Resistance welding of a first metal member to a second metal member (also known as electric-resistance welding) is a known metallurgical process wherein the first and second metal members are heated by their own electrical resistance to a semi-fused or a fused state by the passage of very heavy electrical currents through the members for very short lengths of time, and are then welded together, by forcing the first and second members together under pressure while the welding current is applied across the members. Resistance welding has many advantages in efficiently and effectively providing consistently reliable welds in high-volume manufacturing operations, when compared to alternative brazing or welding methods using gas torches or electrical arcs.
In order to achieve a complete resistance weld of the interface between the two mating members, the members must fit together very tightly at the interface at the time welding current is applied. The need for having the members fit together tightly, makes it so difficult to economically resistance weld together thin-walled metal members, in the form of sheets, tubes, or similar shapes, in high-volume production, even where the configuration of the members is fairly simple, that such members are typically brazed or arc welded together rather than being resistance welded.

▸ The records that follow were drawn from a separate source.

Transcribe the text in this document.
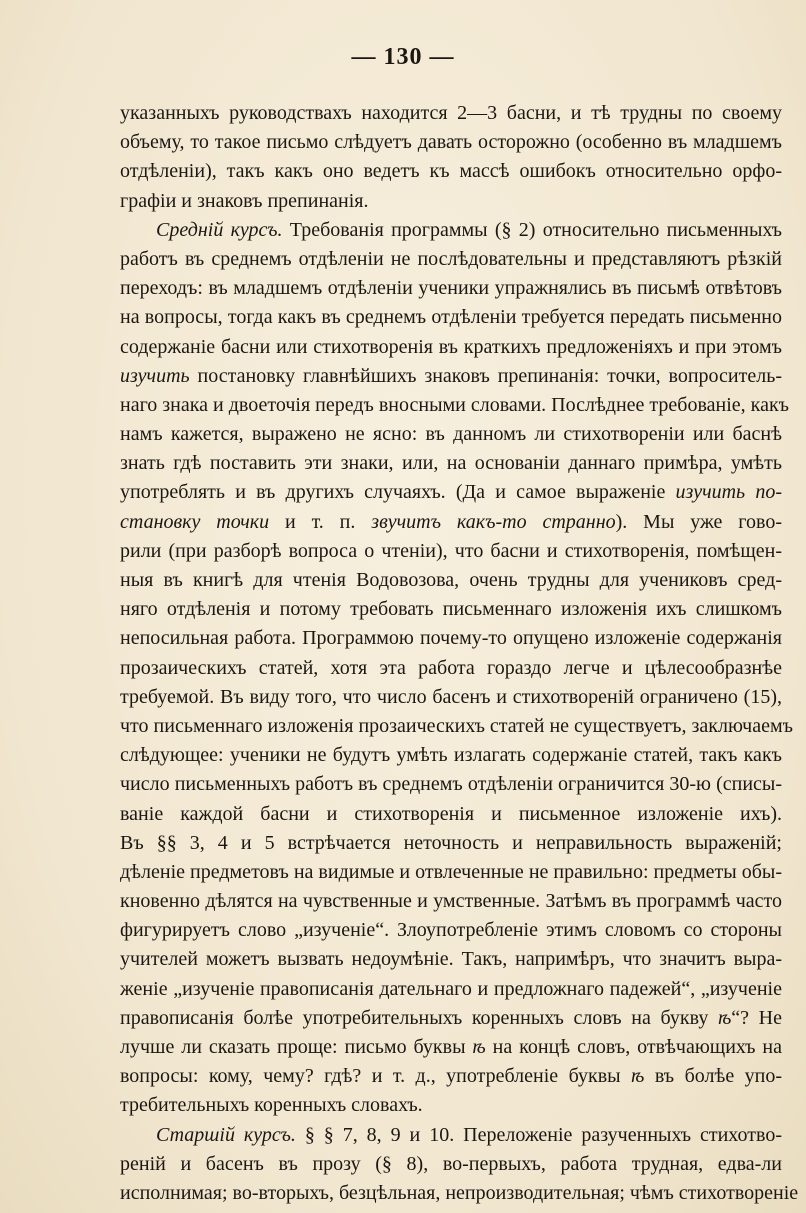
— 130 —
указанныхъ руководствахъ находится 2—3 басни, и тѣ трудны по своему
объему, то такое письмо слѣдуетъ давать осторожно (особенно въ младшемъ
отдѣленіи), такъ какъ оно ведетъ къ массѣ ошибокъ относительно орфо-
графіи и знаковъ препинанія.
Средній курсъ. Требованія программы (§ 2) относительно письменныхъ
работъ въ среднемъ отдѣленіи не послѣдовательны и представляютъ рѣзкій
переходъ: въ младшемъ отдѣленіи ученики упражнялись въ письмѣ отвѣтовъ
на вопросы, тогда какъ въ среднемъ отдѣленіи требуется передать письменно
содержаніе басни или стихотворенія въ краткихъ предложеніяхъ и при этомъ
изучить постановку главнѣйшихъ знаковъ препинанія: точки, вопроситель-
наго знака и двоеточія передъ вносными словами. Послѣднее требованіе, какъ
намъ кажется, выражено не ясно: въ данномъ ли стихотвореніи или баснѣ
знать гдѣ поставить эти знаки, или, на основаніи даннаго примѣра, умѣть
употреблять и въ другихъ случаяхъ. (Да и самое выраженіе изучить по-
становку точки и т. п. звучитъ какъ-то странно). Мы уже гово-
рили (при разборѣ вопроса о чтеніи), что басни и стихотворенія, помѣщен-
ныя въ книгѣ для чтенія Водовозова, очень трудны для учениковъ сред-
няго отдѣленія и потому требовать письменнаго изложенія ихъ слишкомъ
непосильная работа. Программою почему-то опущено изложеніе содержанія
прозаическихъ статей, хотя эта работа гораздо легче и цѣлесообразнѣе
требуемой. Въ виду того, что число басенъ и стихотвореній ограничено (15),
что письменнаго изложенія прозаическихъ статей не существуетъ, заключаемъ
слѣдующее: ученики не будутъ умѣть излагать содержаніе статей, такъ какъ
число письменныхъ работъ въ среднемъ отдѣленіи ограничится 30-ю (списы-
ваніе каждой басни и стихотворенія и письменное изложеніе ихъ).
Въ §§ 3, 4 и 5 встрѣчается неточность и неправильность выраженій;
дѣленіе предметовъ на видимые и отвлеченные не правильно: предметы обы-
кновенно дѣлятся на чувственные и умственные. Затѣмъ въ программѣ часто
фигурируетъ слово „изученіе“. Злоупотребленіе этимъ словомъ со стороны
учителей можетъ вызвать недоумѣніе. Такъ, напримѣръ, что значитъ выра-
женіе „изученіе правописанія дательнаго и предложнаго падежей“, „изученіе
правописанія болѣе употребительныхъ коренныхъ словъ на букву ѣ“? Не
лучше ли сказать проще: письмо буквы ѣ на концѣ словъ, отвѣчающихъ на
вопросы: кому, чему? гдѣ? и т. д., употребленіе буквы ѣ въ болѣе упо-
требительныхъ коренныхъ словахъ.
Старшій курсъ. § § 7, 8, 9 и 10. Переложеніе разученныхъ стихотво-
реній и басенъ въ прозу (§ 8), во-первыхъ, работа трудная, едва-ли
исполнимая; во-вторыхъ, безцѣльная, непроизводительная; чѣмъ стихотвореніе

For example, in the past, prior to joining a metal sheet to a tube intersecting the sheet at an angle, the mating edges or surfaces of the members to be joined had to be cut or prepared along a three-dimensional contour so that the intersection between the members would fit together tightly enough before welding to allow a good weld joint to be made. This can be very difficult to achieve in thin-walled members that tend to flex under the pressure of the tooling used for preparing the mating edges or surfaces. The manufacturing costs for preparing the edges of the members to achieve an acceptably tight fit before welding, together with the cost of engineering for designing the members themselves and the equipment used for machining the members to achieve a tightly filling interface is undesirably high.
In addition to the cost associated with machining the members, complex fixtures were required in the past to hold the members in position and to apply pressure along an interface, which is often three-dimensional, during resistance welding of the interface.
Commonly assigned U.S. patent application Ser. No. 09/969,066, titled “Method For Metallurgically Attaching Together Two Members” by Ananthanarayanan, et al, which is incorporated herein by reference, provides a method for resistance welding together an interface between two annular shaped members having one member fitted into a hole in the second member. One member includes a through hole having a longitudinal axis and first and second longitudinal ends, and a longitudinally projecting flange surrounding the hole. The second member includes a solid transversely-projecting annular rim. The second member is partially disposed through the hole in the first member with the flange of first member projecting away from the rim of the second member, and applying clamping pressure and electrical current through electrodes to form a weld, wherein after the weld is created, the rim of the second member is seated on the first member at the first longitudinal end of the through hole. The method may be used for second members fitting into the hole in the first member with either an interference or a non-interference fit between the first and second members. The electrodes may be used for longitudinally compressing the transversely-projecting solid annular rim, and transversely compressing the longitudinally projecting flange during the welding process to achieve a fit tight enough for a high quality resistance weld to be made at the interface between the first and second members.
While the approach disclosed by Ser. No. 09/969,066 to Anananthanarayanan, et al, works well with certain annular shaped members, such as tubes, and alleviates many of the problems described above, further improvement is desirable to allow resistance welding of non-annular shaped members, and to further facilitate resistance welding of thin-walled annular shaped members.
What is needed, therefore, is an improved method for resistance welding of thin-walled sheet metal tubes and similar shapes.